Can you believe that
strange story of Darke? Is he not a weird personage? This narrative we
have just heard puts the finishing touch to his picture--the murderer
marries the daughter of his victim!"
"It is truly an extraordinary history altogether," I said, "and the
whole life of this man is now known to me, with a single exception."
"Ah! you mean--?"
"The period when you fought with him, and ran him through the body, and
threw him into that grave, from which Swartz afterward rescued him on
the morning of the 13th December, 1856."
Mohun looked at me with that clear and penetrating glance which
characterized him.
"Ah! you know that!" he said.
"I could not fail to know it, Mohun."
"True--and to think that all this time you have, perhaps, regarded me
as a criminal, Surry!
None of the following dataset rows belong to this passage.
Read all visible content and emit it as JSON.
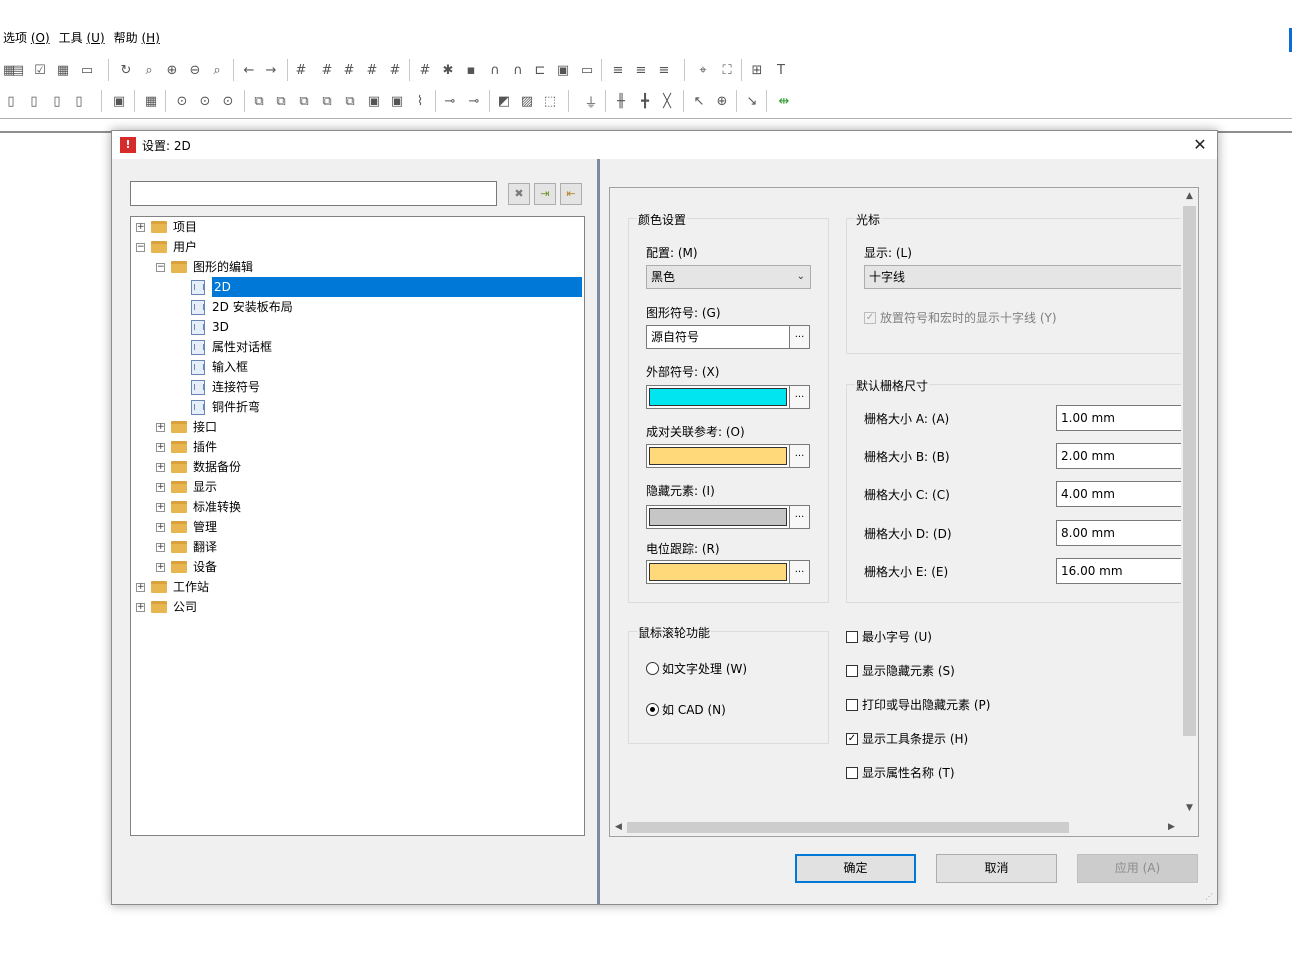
{
  "menu": [
    {
      "label": "选项",
      "key": "(O)"
    },
    {
      "label": "工具",
      "key": "(U)"
    },
    {
      "label": "帮助",
      "key": "(H)"
    }
  ],
  "dialog": {
    "title": "设置: 2D",
    "close_glyph": "✕"
  },
  "tree": [
    {
      "label": "项目",
      "level": 0,
      "type": "folder",
      "exp": "+"
    },
    {
      "label": "用户",
      "level": 0,
      "type": "folder",
      "exp": "−"
    },
    {
      "label": "图形的编辑",
      "level": 1,
      "type": "folder",
      "exp": "−"
    },
    {
      "label": "2D",
      "level": 2,
      "type": "doc",
      "selected": true
    },
    {
      "label": "2D 安装板布局",
      "level": 2,
      "type": "doc"
    },
    {
      "label": "3D",
      "level": 2,
      "type": "doc"
    },
    {
      "label": "属性对话框",
      "level": 2,
      "type": "doc"
    },
    {
      "label": "输入框",
      "level": 2,
      "type": "doc"
    },
    {
      "label": "连接符号",
      "level": 2,
      "type": "doc"
    },
    {
      "label": "铜件折弯",
      "level": 2,
      "type": "doc"
    },
    {
      "label": "接口",
      "level": 1,
      "type": "folder",
      "exp": "+"
    },
    {
      "label": "插件",
      "level": 1,
      "type": "folder",
      "exp": "+"
    },
    {
      "label": "数据备份",
      "level": 1,
      "type": "folder",
      "exp": "+"
    },
    {
      "label": "显示",
      "level": 1,
      "type": "folder",
      "exp": "+"
    },
    {
      "label": "标准转换",
      "level": 1,
      "type": "folder",
      "exp": "+"
    },
    {
      "label": "管理",
      "level": 1,
      "type": "folder",
      "exp": "+"
    },
    {
      "label": "翻译",
      "level": 1,
      "type": "folder",
      "exp": "+"
    },
    {
      "label": "设备",
      "level": 1,
      "type": "folder",
      "exp": "+"
    },
    {
      "label": "工作站",
      "level": 0,
      "type": "folder",
      "exp": "+"
    },
    {
      "label": "公司",
      "level": 0,
      "type": "folder",
      "exp": "+"
    }
  ],
  "color_settings": {
    "title": "颜色设置",
    "config_label": "配置: (M)",
    "config_value": "黑色",
    "symbol_label": "图形符号: (G)",
    "symbol_value": "源自符号",
    "external_label": "外部符号: (X)",
    "external_color": "#00e5f0",
    "pair_label": "成对关联参考: (O)",
    "pair_color": "#ffd97a",
    "hidden_label": "隐藏元素: (I)",
    "hidden_color": "#c6c6c6",
    "potential_label": "电位跟踪: (R)",
    "potential_color": "#ffd97a",
    "dots": "..."
  },
  "cursor": {
    "title": "光标",
    "display_label": "显示: (L)",
    "display_value": "十字线",
    "crosshair_check": "放置符号和宏时的显示十字线 (Y)"
  },
  "grid": {
    "title": "默认栅格尺寸",
    "rows": [
      {
        "label": "栅格大小 A: (A)",
        "value": "1.00 mm"
      },
      {
        "label": "栅格大小 B: (B)",
        "value": "2.00 mm"
      },
      {
        "label": "栅格大小 C: (C)",
        "value": "4.00 mm"
      },
      {
        "label": "栅格大小 D: (D)",
        "value": "8.00 mm"
      },
      {
        "label": "栅格大小 E: (E)",
        "value": "16.00 mm"
      }
    ]
  },
  "wheel": {
    "title": "鼠标滚轮功能",
    "opt1": "如文字处理 (W)",
    "opt2": "如 CAD  (N)",
    "selected": 2
  },
  "checks": [
    {
      "label": "最小字号 (U)",
      "checked": false
    },
    {
      "label": "显示隐藏元素 (S)",
      "checked": false
    },
    {
      "label": "打印或导出隐藏元素 (P)",
      "checked": false
    },
    {
      "label": "显示工具条提示 (H)",
      "checked": true
    },
    {
      "label": "显示属性名称 (T)",
      "checked": false
    }
  ],
  "buttons": {
    "ok": "确定",
    "cancel": "取消",
    "apply": "应用 (A)"
  },
  "glyphs": {
    "check": "✓",
    "up": "▲",
    "down": "▼",
    "left": "◀",
    "right": "▶",
    "combo_arrow": "⌄",
    "clear": "✖",
    "import": "⇥",
    "export": "⇤",
    "grip": "⋰"
  }
}
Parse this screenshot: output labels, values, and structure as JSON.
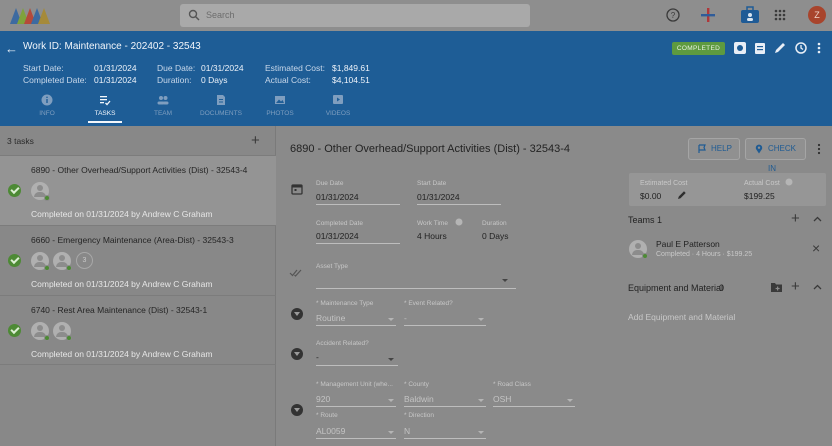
{
  "app": {
    "search_placeholder": "Search",
    "avatar_letter": "Z"
  },
  "header": {
    "title": "Work ID: Maintenance - 202402 - 32543",
    "status": "COMPLETED",
    "start_date_label": "Start Date:",
    "start_date": "01/31/2024",
    "completed_date_label": "Completed Date:",
    "completed_date": "01/31/2024",
    "due_date_label": "Due Date:",
    "due_date": "01/31/2024",
    "duration_label": "Duration:",
    "duration": "0 Days",
    "estimated_cost_label": "Estimated Cost:",
    "estimated_cost": "$1,849.61",
    "actual_cost_label": "Actual Cost:",
    "actual_cost": "$4,104.51",
    "tabs": [
      {
        "label": "INFO",
        "icon": "info-icon"
      },
      {
        "label": "TASKS",
        "icon": "tasks-icon"
      },
      {
        "label": "TEAM",
        "icon": "team-icon"
      },
      {
        "label": "DOCUMENTS",
        "icon": "document-icon"
      },
      {
        "label": "PHOTOS",
        "icon": "photo-icon"
      },
      {
        "label": "VIDEOS",
        "icon": "video-icon"
      }
    ]
  },
  "tasks": {
    "count_label": "3 tasks",
    "items": [
      {
        "title": "6890 - Other Overhead/Support Activities (Dist) - 32543-4",
        "completed": "Completed on 01/31/2024 by Andrew C Graham"
      },
      {
        "title": "6660 - Emergency Maintenance (Area-Dist) - 32543-3",
        "completed": "Completed on 01/31/2024 by Andrew C Graham",
        "extra_count": "3"
      },
      {
        "title": "6740 - Rest Area Maintenance (Dist) - 32543-1",
        "completed": "Completed on 01/31/2024 by Andrew C Graham"
      }
    ]
  },
  "detail": {
    "title": "6890 - Other Overhead/Support Activities (Dist) - 32543-4",
    "help_label": "HELP",
    "checkin_label": "CHECK IN",
    "due_date_label": "Due Date",
    "due_date": "01/31/2024",
    "start_date_label": "Start Date",
    "start_date": "01/31/2024",
    "completed_date_label": "Completed Date",
    "completed_date": "01/31/2024",
    "work_time_label": "Work Time",
    "work_time": "4 Hours",
    "duration_label": "Duration",
    "duration": "0 Days",
    "asset_type_label": "Asset Type",
    "maintenance_type_label": "* Maintenance Type",
    "maintenance_type": "Routine",
    "event_related_label": "* Event Related?",
    "event_related": "-",
    "accident_related_label": "Accident Related?",
    "accident_related": "-",
    "management_unit_label": "* Management Unit (whe...",
    "management_unit": "920",
    "county_label": "* County",
    "county": "Baldwin",
    "road_class_label": "* Road Class",
    "road_class": "OSH",
    "route_label": "* Route",
    "route": "AL0059",
    "direction_label": "* Direction",
    "direction": "N"
  },
  "side": {
    "estimated_cost_label": "Estimated Cost",
    "estimated_cost": "$0.00",
    "actual_cost_label": "Actual Cost",
    "actual_cost": "$199.25",
    "teams_label": "Teams",
    "teams_count": "1",
    "member_name": "Paul E Patterson",
    "member_sub": "Completed · 4 Hours · $199.25",
    "equipment_label": "Equipment and Material",
    "equipment_count": "0",
    "add_equipment": "Add Equipment and Material"
  }
}
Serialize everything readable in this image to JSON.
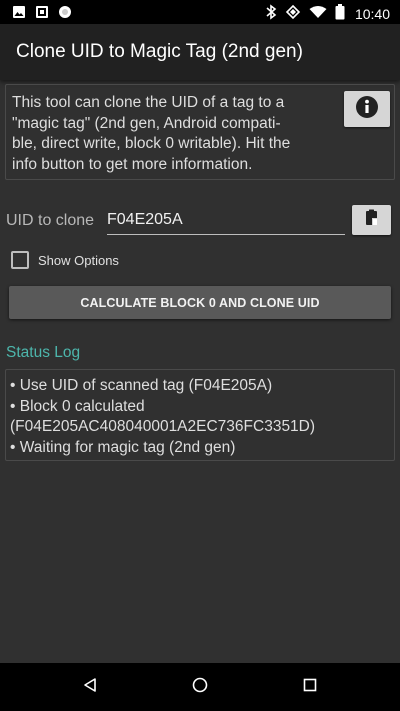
{
  "status_bar": {
    "time": "10:40",
    "left_icons": [
      "image-icon",
      "photos-icon",
      "circle-notification-icon"
    ],
    "right_icons": [
      "bluetooth-icon",
      "nfc-icon",
      "wifi-icon",
      "battery-icon"
    ]
  },
  "app_bar": {
    "title": "Clone UID to Magic Tag (2nd gen)"
  },
  "info": {
    "text_lines": [
      "This tool can clone the UID of a tag to a",
      "\"magic tag\" (2nd gen, Android compati-",
      "ble, direct write, block 0 writable). Hit the",
      "info button to get more information."
    ],
    "button_icon": "info-icon"
  },
  "uid": {
    "label": "UID to clone",
    "value": "F04E205A",
    "paste_icon": "paste-icon"
  },
  "options": {
    "show_options_label": "Show Options",
    "checked": false
  },
  "actions": {
    "calculate_label": "CALCULATE BLOCK 0 AND CLONE UID"
  },
  "status_log": {
    "title": "Status Log",
    "lines": [
      "• Use UID of scanned tag (F04E205A)",
      "• Block 0 calculated",
      "(F04E205AC408040001A2EC736FC3351D)",
      "• Waiting for magic tag (2nd gen)"
    ]
  },
  "colors": {
    "background": "#303030",
    "app_bar": "#212121",
    "accent": "#4db6ac",
    "button": "#595959"
  },
  "nav_bar": {
    "icons": [
      "back-icon",
      "home-icon",
      "recents-icon"
    ]
  }
}
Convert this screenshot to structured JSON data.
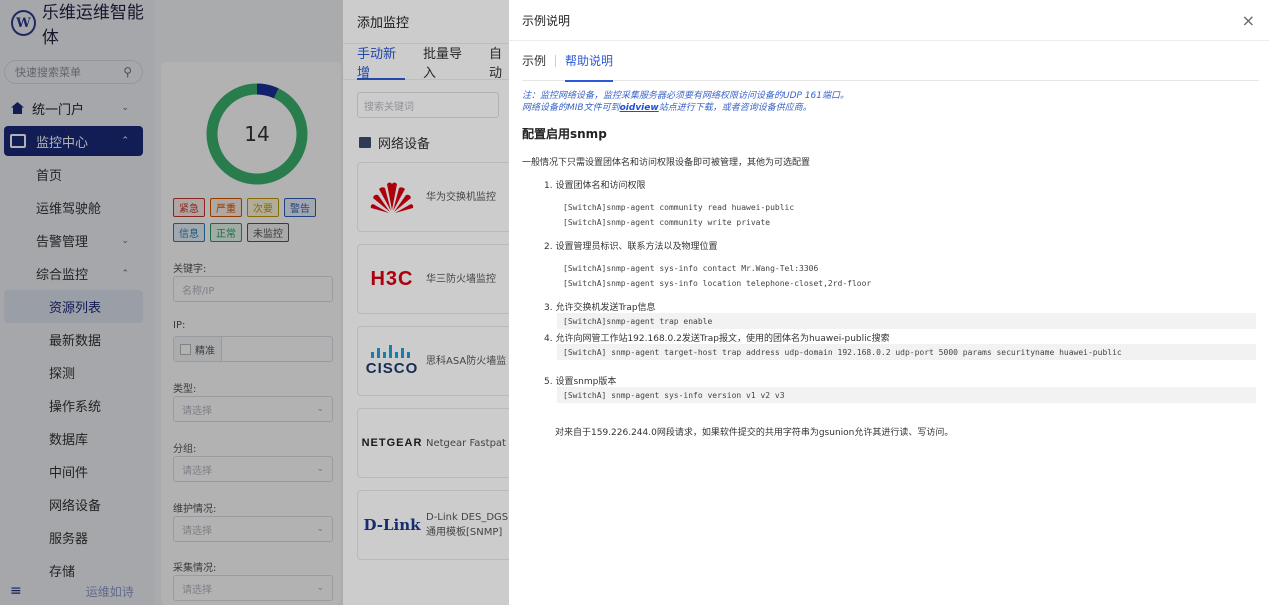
{
  "sidebar": {
    "brand_logo_letter": "W",
    "brand_title": "乐维运维智能体",
    "search_placeholder": "快速搜索菜单",
    "items": {
      "portal": "统一门户",
      "monitor_center": "监控中心",
      "home": "首页",
      "cockpit": "运维驾驶舱",
      "alarm": "告警管理",
      "general_monitor": "综合监控",
      "resource_list": "资源列表",
      "latest_data": "最新数据",
      "probe": "探测",
      "os": "操作系统",
      "database": "数据库",
      "middleware": "中间件",
      "network_device": "网络设备",
      "server": "服务器",
      "storage": "存储"
    },
    "footer_text": "运维如诗"
  },
  "filter": {
    "ring_total": "14",
    "ring_fraction_blue": 0.07,
    "tags": [
      {
        "label": "紧急",
        "color": "#c0392b",
        "bg": "#fdecea"
      },
      {
        "label": "严重",
        "color": "#d35400",
        "bg": "#fdf0e6"
      },
      {
        "label": "次要",
        "color": "#c49a00",
        "bg": "#fdf8e1"
      },
      {
        "label": "警告",
        "color": "#2e5fb3",
        "bg": "#e8eefb"
      },
      {
        "label": "信息",
        "color": "#2c7fb8",
        "bg": "#e7f3fb"
      },
      {
        "label": "正常",
        "color": "#2a9d5c",
        "bg": "#e6f6ec"
      },
      {
        "label": "未监控",
        "color": "#555555",
        "bg": "#f2f2f2"
      }
    ],
    "keyword_label": "关键字:",
    "keyword_placeholder": "名称/IP",
    "ip_label": "IP:",
    "ip_exact": "精准",
    "type_label": "类型:",
    "type_placeholder": "请选择",
    "group_label": "分组:",
    "group_placeholder": "请选择",
    "maint_label": "维护情况:",
    "maint_placeholder": "请选择",
    "collect_label": "采集情况:",
    "collect_placeholder": "请选择"
  },
  "add_panel": {
    "title": "添加监控",
    "tabs": [
      "手动新增",
      "批量导入",
      "自动"
    ],
    "search_placeholder": "搜索关键词",
    "section_title": "网络设备",
    "devices": [
      {
        "logo": "HUAWEI",
        "name": "华为交换机监控"
      },
      {
        "logo": "H3C",
        "name": "华三防火墙监控"
      },
      {
        "logo": "CISCO",
        "name": "思科ASA防火墙监"
      },
      {
        "logo": "NETGEAR",
        "name": "Netgear Fastpat"
      },
      {
        "logo": "D-Link",
        "name": "D-Link DES_DGS",
        "name2": "通用模板[SNMP]"
      }
    ]
  },
  "drawer": {
    "title": "示例说明",
    "close": "×",
    "tabs": [
      "示例",
      "帮助说明"
    ],
    "note_line1": "注：监控网络设备，监控采集服务器必须要有网络权限访问设备的UDP 161端口。",
    "note_line2_pre": "网络设备的MIB文件可到",
    "note_link": "oidview",
    "note_line2_post": "站点进行下载，或者咨询设备供应商。",
    "heading": "配置启用snmp",
    "intro": "一般情况下只需设置团体名和访问权限设备即可被管理，其他为可选配置",
    "step1": "1. 设置团体名和访问权限",
    "step1_code": [
      "[SwitchA]snmp-agent community read huawei-public",
      "[SwitchA]snmp-agent community write private"
    ],
    "step2": "2. 设置管理员标识、联系方法以及物理位置",
    "step2_code": [
      "[SwitchA]snmp-agent sys-info contact Mr.Wang-Tel:3306",
      "[SwitchA]snmp-agent sys-info location telephone-closet,2rd-floor"
    ],
    "step3": "3. 允许交换机发送Trap信息",
    "step3_code": "[SwitchA]snmp-agent trap enable",
    "step4": "4. 允许向网管工作站192.168.0.2发送Trap报文，使用的团体名为huawei-public搜索",
    "step4_code": "[SwitchA] snmp-agent target-host trap address udp-domain 192.168.0.2 udp-port 5000 params securityname huawei-public",
    "step5": "5. 设置snmp版本",
    "step5_code": "[SwitchA] snmp-agent sys-info version v1 v2 v3",
    "tail": "对来自于159.226.244.0网段请求，如果软件提交的共用字符串为gsunion允许其进行读、写访问。"
  }
}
But I am one--that is I was--in intent if not in
reality. Yes, my dear friend," Mohun added, with a deep sigh, his head
sinking upon his breast, "there was a day in my life when I was insane,
a simple madman,--and on that day I attempted to commit murder, and
suicide! You have strangely come to catch many glimpses of those past
horrors. On the Rappahannock the words of that woman must have startled
you. In the Wilderness my colloquy with the spy revealed more. Lastly,
the words of Darke on the night of Swartz's murder must have terribly
complicated me in this issue of horrors.